Magnetism Of Spinor Alkali-Metal And Alkaline-Earth-Metal Atoms In Optical Lattices

We theoretically investigate zero-temperature magnetic ordering of mixtures of spin-1 (alkali-metal atoms) and spin-0 (alkaline-earth-metal atoms) bosons in a three-dimensional optical lattice. With the single-mode approximation for the spin-1 bosons, we obtain an effective Bose-Hubbard model for describing the heteronuclear mixtures in optical lattices. By controlling the interspecies interactions between alkali-metal and alkaline-earth-metal atoms, we map out complete phase diagrams of the system with both positive and negative spin-dependent interactions for spin-1 atoms, based on bosonic dynamical mean-field theory. We find that the spin-1 components feature ferromagnetic and nematic insulating phases, in addition to the superfluid, depending on spin-dependent interactions.
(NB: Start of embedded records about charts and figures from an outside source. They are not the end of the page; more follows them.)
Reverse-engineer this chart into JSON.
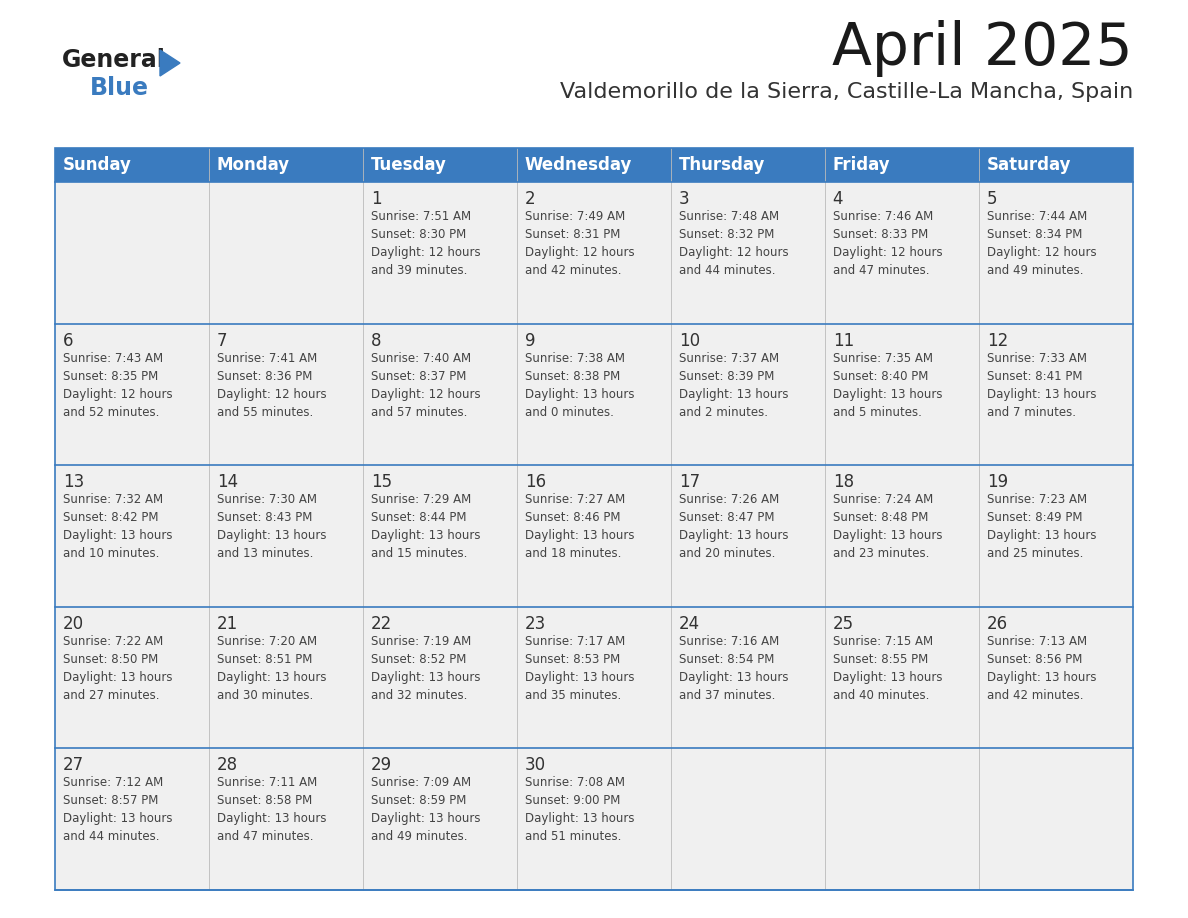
{
  "title": "April 2025",
  "subtitle": "Valdemorillo de la Sierra, Castille-La Mancha, Spain",
  "header_bg": "#3a7bbf",
  "header_text": "#ffffff",
  "row_bg": "#f0f0f0",
  "cell_border_color": "#3a7bbf",
  "text_dark": "#333333",
  "text_info": "#444444",
  "days_header": [
    "Sunday",
    "Monday",
    "Tuesday",
    "Wednesday",
    "Thursday",
    "Friday",
    "Saturday"
  ],
  "weeks": [
    [
      {
        "day": "",
        "info": ""
      },
      {
        "day": "",
        "info": ""
      },
      {
        "day": "1",
        "info": "Sunrise: 7:51 AM\nSunset: 8:30 PM\nDaylight: 12 hours\nand 39 minutes."
      },
      {
        "day": "2",
        "info": "Sunrise: 7:49 AM\nSunset: 8:31 PM\nDaylight: 12 hours\nand 42 minutes."
      },
      {
        "day": "3",
        "info": "Sunrise: 7:48 AM\nSunset: 8:32 PM\nDaylight: 12 hours\nand 44 minutes."
      },
      {
        "day": "4",
        "info": "Sunrise: 7:46 AM\nSunset: 8:33 PM\nDaylight: 12 hours\nand 47 minutes."
      },
      {
        "day": "5",
        "info": "Sunrise: 7:44 AM\nSunset: 8:34 PM\nDaylight: 12 hours\nand 49 minutes."
      }
    ],
    [
      {
        "day": "6",
        "info": "Sunrise: 7:43 AM\nSunset: 8:35 PM\nDaylight: 12 hours\nand 52 minutes."
      },
      {
        "day": "7",
        "info": "Sunrise: 7:41 AM\nSunset: 8:36 PM\nDaylight: 12 hours\nand 55 minutes."
      },
      {
        "day": "8",
        "info": "Sunrise: 7:40 AM\nSunset: 8:37 PM\nDaylight: 12 hours\nand 57 minutes."
      },
      {
        "day": "9",
        "info": "Sunrise: 7:38 AM\nSunset: 8:38 PM\nDaylight: 13 hours\nand 0 minutes."
      },
      {
        "day": "10",
        "info": "Sunrise: 7:37 AM\nSunset: 8:39 PM\nDaylight: 13 hours\nand 2 minutes."
      },
      {
        "day": "11",
        "info": "Sunrise: 7:35 AM\nSunset: 8:40 PM\nDaylight: 13 hours\nand 5 minutes."
      },
      {
        "day": "12",
        "info": "Sunrise: 7:33 AM\nSunset: 8:41 PM\nDaylight: 13 hours\nand 7 minutes."
      }
    ],
    [
      {
        "day": "13",
        "info": "Sunrise: 7:32 AM\nSunset: 8:42 PM\nDaylight: 13 hours\nand 10 minutes."
      },
      {
        "day": "14",
        "info": "Sunrise: 7:30 AM\nSunset: 8:43 PM\nDaylight: 13 hours\nand 13 minutes."
      },
      {
        "day": "15",
        "info": "Sunrise: 7:29 AM\nSunset: 8:44 PM\nDaylight: 13 hours\nand 15 minutes."
      },
      {
        "day": "16",
        "info": "Sunrise: 7:27 AM\nSunset: 8:46 PM\nDaylight: 13 hours\nand 18 minutes."
      },
      {
        "day": "17",
        "info": "Sunrise: 7:26 AM\nSunset: 8:47 PM\nDaylight: 13 hours\nand 20 minutes."
      },
      {
        "day": "18",
        "info": "Sunrise: 7:24 AM\nSunset: 8:48 PM\nDaylight: 13 hours\nand 23 minutes."
      },
      {
        "day": "19",
        "info": "Sunrise: 7:23 AM\nSunset: 8:49 PM\nDaylight: 13 hours\nand 25 minutes."
      }
    ],
    [
      {
        "day": "20",
        "info": "Sunrise: 7:22 AM\nSunset: 8:50 PM\nDaylight: 13 hours\nand 27 minutes."
      },
      {
        "day": "21",
        "info": "Sunrise: 7:20 AM\nSunset: 8:51 PM\nDaylight: 13 hours\nand 30 minutes."
      },
      {
        "day": "22",
        "info": "Sunrise: 7:19 AM\nSunset: 8:52 PM\nDaylight: 13 hours\nand 32 minutes."
      },
      {
        "day": "23",
        "info": "Sunrise: 7:17 AM\nSunset: 8:53 PM\nDaylight: 13 hours\nand 35 minutes."
      },
      {
        "day": "24",
        "info": "Sunrise: 7:16 AM\nSunset: 8:54 PM\nDaylight: 13 hours\nand 37 minutes."
      },
      {
        "day": "25",
        "info": "Sunrise: 7:15 AM\nSunset: 8:55 PM\nDaylight: 13 hours\nand 40 minutes."
      },
      {
        "day": "26",
        "info": "Sunrise: 7:13 AM\nSunset: 8:56 PM\nDaylight: 13 hours\nand 42 minutes."
      }
    ],
    [
      {
        "day": "27",
        "info": "Sunrise: 7:12 AM\nSunset: 8:57 PM\nDaylight: 13 hours\nand 44 minutes."
      },
      {
        "day": "28",
        "info": "Sunrise: 7:11 AM\nSunset: 8:58 PM\nDaylight: 13 hours\nand 47 minutes."
      },
      {
        "day": "29",
        "info": "Sunrise: 7:09 AM\nSunset: 8:59 PM\nDaylight: 13 hours\nand 49 minutes."
      },
      {
        "day": "30",
        "info": "Sunrise: 7:08 AM\nSunset: 9:00 PM\nDaylight: 13 hours\nand 51 minutes."
      },
      {
        "day": "",
        "info": ""
      },
      {
        "day": "",
        "info": ""
      },
      {
        "day": "",
        "info": ""
      }
    ]
  ],
  "logo_general_color": "#222222",
  "logo_blue_color": "#3a7bbf",
  "logo_triangle_color": "#3a7bbf",
  "title_fontsize": 42,
  "subtitle_fontsize": 16,
  "header_fontsize": 12,
  "day_num_fontsize": 12,
  "info_fontsize": 8.5
}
Take the spin-1 alkali-metal bosons as spin up arrow, and spin-0 alkaline-earth-metal bosons as spin down arrow, we observe that the system favors ferromagnetic insulator at filling n = 1 and unorder insulator at n = 2. Interestingly, we observe a two-step Mott-insulating-superfluid phase transition, as a result of mass imbalance between alkali-metal and alkaline-earth-metal atoms.